On Saturday, April 15, the local chapter of the Experimental Aircraft Association (EAA) will kick off its first Young Eagles event of the year at the Moore County Airport, offering free airplane rides for all children from ages 8 to 17. With a dozen privately-owned airplanes providing rides to an expected 200 children, the fly-in promises to be an unforgettable experience.
Young Eagles event in 2018/Sandhills Sentinel.
This event is part of the Spring Open House weekend at the airport from 9 a.m. to 1 p.m., which is open to the public.
The Young Eagles program is more than just free airplane rides for kids. It is also a way to inspire the next generation of pilots and aviation enthusiasts. By providing children with the opportunity to experience flight firsthand, the program hopes to spark an interest in aviation and encourage children to pursue careers in the industry. It also supports the STEM (science, technology, engineering, and mathematics) programs in the surrounding county schools.

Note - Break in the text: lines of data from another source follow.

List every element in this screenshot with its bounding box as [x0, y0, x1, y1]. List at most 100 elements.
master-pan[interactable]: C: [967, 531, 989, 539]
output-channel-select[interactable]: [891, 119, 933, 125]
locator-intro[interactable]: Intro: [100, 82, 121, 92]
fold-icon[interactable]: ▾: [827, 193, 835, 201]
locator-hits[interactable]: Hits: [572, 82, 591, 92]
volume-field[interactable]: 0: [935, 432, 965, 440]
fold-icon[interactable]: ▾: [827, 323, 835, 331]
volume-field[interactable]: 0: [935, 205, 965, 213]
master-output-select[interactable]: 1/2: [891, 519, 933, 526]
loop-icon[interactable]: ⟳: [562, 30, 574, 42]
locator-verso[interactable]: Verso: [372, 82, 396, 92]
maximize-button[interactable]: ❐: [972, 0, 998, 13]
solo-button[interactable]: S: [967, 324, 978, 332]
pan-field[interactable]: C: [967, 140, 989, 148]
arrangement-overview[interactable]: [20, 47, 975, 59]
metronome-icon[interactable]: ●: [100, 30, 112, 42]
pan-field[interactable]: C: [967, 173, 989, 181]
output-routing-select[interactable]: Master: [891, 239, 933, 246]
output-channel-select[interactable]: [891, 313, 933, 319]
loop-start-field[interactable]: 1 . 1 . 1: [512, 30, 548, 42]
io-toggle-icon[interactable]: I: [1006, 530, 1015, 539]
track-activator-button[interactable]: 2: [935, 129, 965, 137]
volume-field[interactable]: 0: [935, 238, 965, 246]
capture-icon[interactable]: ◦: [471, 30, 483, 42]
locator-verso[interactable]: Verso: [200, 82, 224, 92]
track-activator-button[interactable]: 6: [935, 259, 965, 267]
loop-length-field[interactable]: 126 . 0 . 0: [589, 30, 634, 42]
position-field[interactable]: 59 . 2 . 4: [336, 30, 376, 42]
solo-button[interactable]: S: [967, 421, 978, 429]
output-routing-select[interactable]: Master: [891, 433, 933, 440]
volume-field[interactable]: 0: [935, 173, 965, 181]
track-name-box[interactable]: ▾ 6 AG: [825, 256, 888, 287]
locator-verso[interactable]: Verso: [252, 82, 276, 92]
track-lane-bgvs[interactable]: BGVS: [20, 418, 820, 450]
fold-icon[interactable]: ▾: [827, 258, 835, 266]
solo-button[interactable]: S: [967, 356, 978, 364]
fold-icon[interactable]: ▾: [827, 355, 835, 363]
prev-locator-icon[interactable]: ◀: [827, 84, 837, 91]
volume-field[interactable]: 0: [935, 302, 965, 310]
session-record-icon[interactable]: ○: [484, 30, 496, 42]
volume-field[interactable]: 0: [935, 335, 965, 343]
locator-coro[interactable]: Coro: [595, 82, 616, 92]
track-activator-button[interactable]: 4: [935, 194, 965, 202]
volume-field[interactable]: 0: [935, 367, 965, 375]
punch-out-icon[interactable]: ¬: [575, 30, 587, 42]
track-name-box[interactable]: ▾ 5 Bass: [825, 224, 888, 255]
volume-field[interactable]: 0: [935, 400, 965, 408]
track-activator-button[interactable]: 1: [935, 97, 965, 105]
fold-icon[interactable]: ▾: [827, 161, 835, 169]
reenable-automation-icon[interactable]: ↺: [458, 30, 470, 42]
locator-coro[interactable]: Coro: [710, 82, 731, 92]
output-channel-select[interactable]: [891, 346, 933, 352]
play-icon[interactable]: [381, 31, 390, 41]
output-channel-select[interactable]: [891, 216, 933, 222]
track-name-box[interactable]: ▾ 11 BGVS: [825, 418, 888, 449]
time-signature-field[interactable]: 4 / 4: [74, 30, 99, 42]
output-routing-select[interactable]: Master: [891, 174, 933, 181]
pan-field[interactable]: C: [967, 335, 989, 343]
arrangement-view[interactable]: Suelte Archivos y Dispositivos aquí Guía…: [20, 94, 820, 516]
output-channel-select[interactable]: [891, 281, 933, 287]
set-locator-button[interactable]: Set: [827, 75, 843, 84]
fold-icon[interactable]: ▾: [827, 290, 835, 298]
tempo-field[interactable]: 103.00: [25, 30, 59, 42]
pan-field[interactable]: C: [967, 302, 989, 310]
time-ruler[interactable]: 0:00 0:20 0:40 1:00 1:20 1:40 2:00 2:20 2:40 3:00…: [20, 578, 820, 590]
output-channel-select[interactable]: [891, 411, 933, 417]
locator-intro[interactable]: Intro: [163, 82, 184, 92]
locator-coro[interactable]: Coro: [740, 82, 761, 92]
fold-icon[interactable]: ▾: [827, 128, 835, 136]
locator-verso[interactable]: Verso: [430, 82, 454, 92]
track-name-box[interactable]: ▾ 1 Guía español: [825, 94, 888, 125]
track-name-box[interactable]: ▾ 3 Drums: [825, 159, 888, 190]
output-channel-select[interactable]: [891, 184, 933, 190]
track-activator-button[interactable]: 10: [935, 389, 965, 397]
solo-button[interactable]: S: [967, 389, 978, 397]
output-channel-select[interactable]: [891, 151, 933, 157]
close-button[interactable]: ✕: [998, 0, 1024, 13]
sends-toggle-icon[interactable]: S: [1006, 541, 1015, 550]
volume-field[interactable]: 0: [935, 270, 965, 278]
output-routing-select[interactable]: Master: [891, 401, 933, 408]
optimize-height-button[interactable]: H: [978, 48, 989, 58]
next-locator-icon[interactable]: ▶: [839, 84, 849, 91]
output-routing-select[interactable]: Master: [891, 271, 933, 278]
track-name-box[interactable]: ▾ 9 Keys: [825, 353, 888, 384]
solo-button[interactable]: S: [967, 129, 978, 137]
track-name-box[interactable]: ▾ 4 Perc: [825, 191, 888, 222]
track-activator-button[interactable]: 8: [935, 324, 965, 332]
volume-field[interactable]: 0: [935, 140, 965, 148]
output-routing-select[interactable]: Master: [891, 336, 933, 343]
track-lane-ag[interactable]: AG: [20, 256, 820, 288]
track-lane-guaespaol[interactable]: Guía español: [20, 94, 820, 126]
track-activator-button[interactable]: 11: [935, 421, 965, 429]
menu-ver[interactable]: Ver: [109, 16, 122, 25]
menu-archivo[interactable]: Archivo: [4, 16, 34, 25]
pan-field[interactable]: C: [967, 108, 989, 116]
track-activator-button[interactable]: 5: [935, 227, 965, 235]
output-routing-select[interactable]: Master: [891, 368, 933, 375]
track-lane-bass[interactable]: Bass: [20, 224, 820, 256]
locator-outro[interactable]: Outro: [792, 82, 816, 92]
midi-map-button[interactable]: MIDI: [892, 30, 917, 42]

“I took my first airplane ride here at the Moore County Airport when I was 10 years old,” said Airport Director, Ron Maness. “That one ride set me on a fabulous aviation career. There may be another 10-year-old just waiting for this event that may have an experience just like me.”
The Moore County Airport Young Eagles event is the latest offering of a program that has been running twice each year since the early 2000s, with a pause for the COVID years. The local pilot group has flown more than 7,000 children, and each ride also generates “award points” for the EAA chapter. These points have been used over the years to provide scholarships for a dozen local aeronautically enthusiastic high school students to the giant AirVenture airshow in Oshkosh, Wisconsin, each July.
“Flying is always fun and always interesting, but the very best days I have ever had in the sky were the days I have been flying Young Eagles events,” said Jim Murray, Young Eagles coordinator for the local EAA Chapter.
In addition to the free airplane rides, the event will feature static displays of airplanes and aviation equipment, so children can see the planes up close and learn more about them. There will be demos of the Redbird simulator operated by the Sandhills Flyers Flying Club, which is the only three-axis general aviation simulator in North Carolina. There will be educational exhibits on aviation history, and the science of flight all of which are designed to give the children a well-rounded aviation experience and help them appreciate the role aviation plays in our daily lives.
The event is open to children ages 8 to 17. On-site registration is easy, and the EAA asks that parents or guardians accompany their children to the event and stay on-site during the flight. They also recommend that children dress appropriately for the weather and wear comfortable shoes. Depending on the weather, the number of children, and when they arrive, the wait times for each flight usually are under an hour.
“My favorite part of each ride is when we fly over a kid’s home or school because they get so excited,” said Mike Jones, a veteran of more than 700 Young Eagles rides and the current chairman of the Airport Authority. “The kids are amazed to see their homes, or even McDonald’s and Walmart. One young boy got off the plane and thanked me for the ride, saying it was the best day of his whole life.”
The EAA’s Young Eagles program was established in 1992 with the aim of introducing young people to the world of aviation. The program provides children with the opportunity to take a free airplane ride with a certified pilot, giving them a unique perspective of the world from the sky. The program has been incredibly successful, with over two million children having participated since its inception.
The program is designed to be a fun and educational experience for children. Before the flight, each child receives a briefing from their pilot, explaining the basic principles of flight and the controls of the airplane. The pilot answers any questions the children may have. Once the briefing is complete, the child will board the airplane and take to the skies. The normal route is north to Carthage, then southwesterly to Pinehurst and then east to Southern Pines. Most flights last 15-20 minutes at an altitude of 2,500 feet.
“The pilots donate their planes, their time and their skills to this event,” according to Jim Wiltjer, who has worked on more than two dozen fly-ins. “But we’re also very grateful to the airport for donating the fuel; it really helps make the program affordable for everybody.”
The EAA’s Young Eagles program has been instrumental in inspiring the next generation of pilots and aviation enthusiasts. By offering free airplane rides to children, the program has made aviation accessible to young people who may not otherwise have had the opportunity to experience flight. The program has also played a role in addressing the shortage of pilots in the aviation industry by encouraging young people to pursue careers in aviation.
Feature photo: Victoria Smith, a Young Eagles Flier, in 2018/Sandhills Sentinel.